Cloud versus On-Premise
First, Qubic can design, install and support both Cloud and on-premise solutions but in most cases, recommend Cloud solutions for the Professional Services sector. We have met many organisations that have concerns about the security implications of hosting their data – in fact, hosting can provide many security advantages.
The Qubic Cloud
Qubic only uses Tier 3 or higher grade datacentres. These provide high levels of physical security. Site access is restricted to authorised personnel. There are layered security systems starting with fencing, bollards and mantraps. They have camera surveillance and permanent security guards and are now using biometric entry systems. These physical security measures are significantly higher than those of a normal office location.
In addition to these security measures, there are multiple power supplies, multiple circuits, fire suppression systems and environmental controls to keep the server running.
Connectivity to the Could
Qubic provides its range of Think Nexus Connectivity circuits from business broadband to enterprise grade Ethernet circuits. All of our Think Nexus Connectivity circuits go directly to the datacentre without crossing the public internet giving enhanced performance but more importantly, improved security. We can provide circuits across the UK to your offices, remote locations and to the homes of those who regularly need to connect to the system.
We can offer our M2M mobile connections that can provide secure remote connections via mobile that does not cross the public internet but goes straight to the Cloud.
Qubic is accredited to ISO 27001:2013. This is the latest information security standard that was published on the 25th September 2013. This standard was changed significantly from the 2005 version to extend the standard to include outsourcing. This standard means that you can trust Qubic to manage your information in a compliant way in terms of technology and human interaction with your data.
The standard has 114 controls in 14 groups and 35 control objectives;
- A.5: Information security policies (2 controls)
- A.6: Organization of information security (7 controls)
- A.7: Human resource security – (6 controls that are applied before, during, or after employment)
- A.8: Asset management (10 controls)
- A.9: Access control (14 controls)
- A.10: Cryptography (2 controls)
- A.11: Physical and environmental security (15 controls)
- A.12: Operations security (14 controls)
- A.13: Communications security (7 controls)
- A.14: System acquisition, development and maintenance (13 controls)
- A.15: Supplier relationships (5 controls)
- A.16: Information security incident management (7 controls)

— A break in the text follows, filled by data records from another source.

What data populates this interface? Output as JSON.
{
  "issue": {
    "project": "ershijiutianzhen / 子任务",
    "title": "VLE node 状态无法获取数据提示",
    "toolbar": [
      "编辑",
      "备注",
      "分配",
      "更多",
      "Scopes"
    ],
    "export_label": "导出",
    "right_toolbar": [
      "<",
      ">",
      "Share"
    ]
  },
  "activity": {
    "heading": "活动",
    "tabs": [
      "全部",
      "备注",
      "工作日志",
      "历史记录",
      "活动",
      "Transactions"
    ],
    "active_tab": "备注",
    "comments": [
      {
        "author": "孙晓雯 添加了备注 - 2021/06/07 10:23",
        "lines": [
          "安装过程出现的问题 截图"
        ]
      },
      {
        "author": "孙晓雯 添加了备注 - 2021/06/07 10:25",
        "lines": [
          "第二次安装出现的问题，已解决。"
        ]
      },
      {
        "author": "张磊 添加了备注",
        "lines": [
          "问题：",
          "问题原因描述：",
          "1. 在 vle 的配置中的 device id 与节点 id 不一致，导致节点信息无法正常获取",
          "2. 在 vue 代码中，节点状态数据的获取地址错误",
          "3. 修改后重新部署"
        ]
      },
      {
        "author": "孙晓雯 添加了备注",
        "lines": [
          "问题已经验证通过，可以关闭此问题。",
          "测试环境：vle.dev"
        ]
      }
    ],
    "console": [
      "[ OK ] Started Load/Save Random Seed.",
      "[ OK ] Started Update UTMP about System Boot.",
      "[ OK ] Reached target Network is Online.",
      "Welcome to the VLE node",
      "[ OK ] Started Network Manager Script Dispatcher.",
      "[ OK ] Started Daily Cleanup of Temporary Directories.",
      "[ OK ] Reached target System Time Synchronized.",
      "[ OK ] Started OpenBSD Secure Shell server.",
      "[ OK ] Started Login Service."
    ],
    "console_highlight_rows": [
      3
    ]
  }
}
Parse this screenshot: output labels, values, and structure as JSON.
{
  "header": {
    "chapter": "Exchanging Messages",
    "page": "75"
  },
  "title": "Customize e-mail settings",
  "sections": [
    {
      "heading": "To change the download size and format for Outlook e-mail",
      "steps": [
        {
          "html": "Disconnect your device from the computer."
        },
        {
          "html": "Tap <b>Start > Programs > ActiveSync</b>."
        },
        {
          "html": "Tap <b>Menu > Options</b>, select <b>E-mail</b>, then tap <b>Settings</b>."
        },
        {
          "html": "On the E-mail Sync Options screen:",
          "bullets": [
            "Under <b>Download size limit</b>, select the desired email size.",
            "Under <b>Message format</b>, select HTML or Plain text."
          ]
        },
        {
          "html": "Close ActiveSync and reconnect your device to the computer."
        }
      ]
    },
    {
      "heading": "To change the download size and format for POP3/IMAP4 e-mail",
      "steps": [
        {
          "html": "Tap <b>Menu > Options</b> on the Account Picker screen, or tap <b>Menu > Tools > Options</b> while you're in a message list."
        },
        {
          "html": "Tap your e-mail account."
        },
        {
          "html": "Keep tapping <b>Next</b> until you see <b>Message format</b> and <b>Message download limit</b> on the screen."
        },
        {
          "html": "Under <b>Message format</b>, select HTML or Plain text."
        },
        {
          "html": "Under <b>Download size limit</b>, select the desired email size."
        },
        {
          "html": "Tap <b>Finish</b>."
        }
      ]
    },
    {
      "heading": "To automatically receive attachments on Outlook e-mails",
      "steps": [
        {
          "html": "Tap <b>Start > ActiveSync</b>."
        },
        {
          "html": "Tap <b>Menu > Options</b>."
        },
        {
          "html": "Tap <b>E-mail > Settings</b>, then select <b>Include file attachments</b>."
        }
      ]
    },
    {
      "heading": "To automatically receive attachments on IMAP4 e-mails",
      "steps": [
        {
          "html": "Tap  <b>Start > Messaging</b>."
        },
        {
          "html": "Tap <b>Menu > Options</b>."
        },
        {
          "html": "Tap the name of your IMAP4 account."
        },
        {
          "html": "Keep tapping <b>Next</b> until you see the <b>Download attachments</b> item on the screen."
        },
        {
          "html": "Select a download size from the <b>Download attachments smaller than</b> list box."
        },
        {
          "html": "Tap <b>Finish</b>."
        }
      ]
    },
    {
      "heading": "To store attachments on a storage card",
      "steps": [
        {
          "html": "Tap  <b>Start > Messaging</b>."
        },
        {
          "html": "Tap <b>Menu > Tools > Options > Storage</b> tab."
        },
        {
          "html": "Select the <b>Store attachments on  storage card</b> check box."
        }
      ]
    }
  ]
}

- A.17: Information security aspects of business continuity management (4 controls)
- A.18: Compliance; with internal requirements, such as policies, and with external requirements, such as laws (8 controls)
Knowing that your data services company has this standard provides reassurance. Further, if your organisation has, or is in the process of gaining ISO 27001:2013 then having your data service managed by an accredited organisation is required.
Think Nexus Continuity
Think Nexus Continuity provides a series of proactive measures such as; 24/7 monitoring of your entire network, always applying the latest patches and upgrades, installing and updating anti-virus, content filtering and anti-malware measures. We always recommend and support a High-Availability design. We take and store incremental back-ups of the system and data files. We regularly make archive back-ups and will store them securely for as long as is required.
We provide a range of Think Nexus Telephony services designed to meet your specific needs. We provide a secure, compliant voice recording suite that can record every call made to and from the system. Using mobile apps, calls can be made and received through your phone system when using your mobile devices meaning that these calls are also recorded and stored.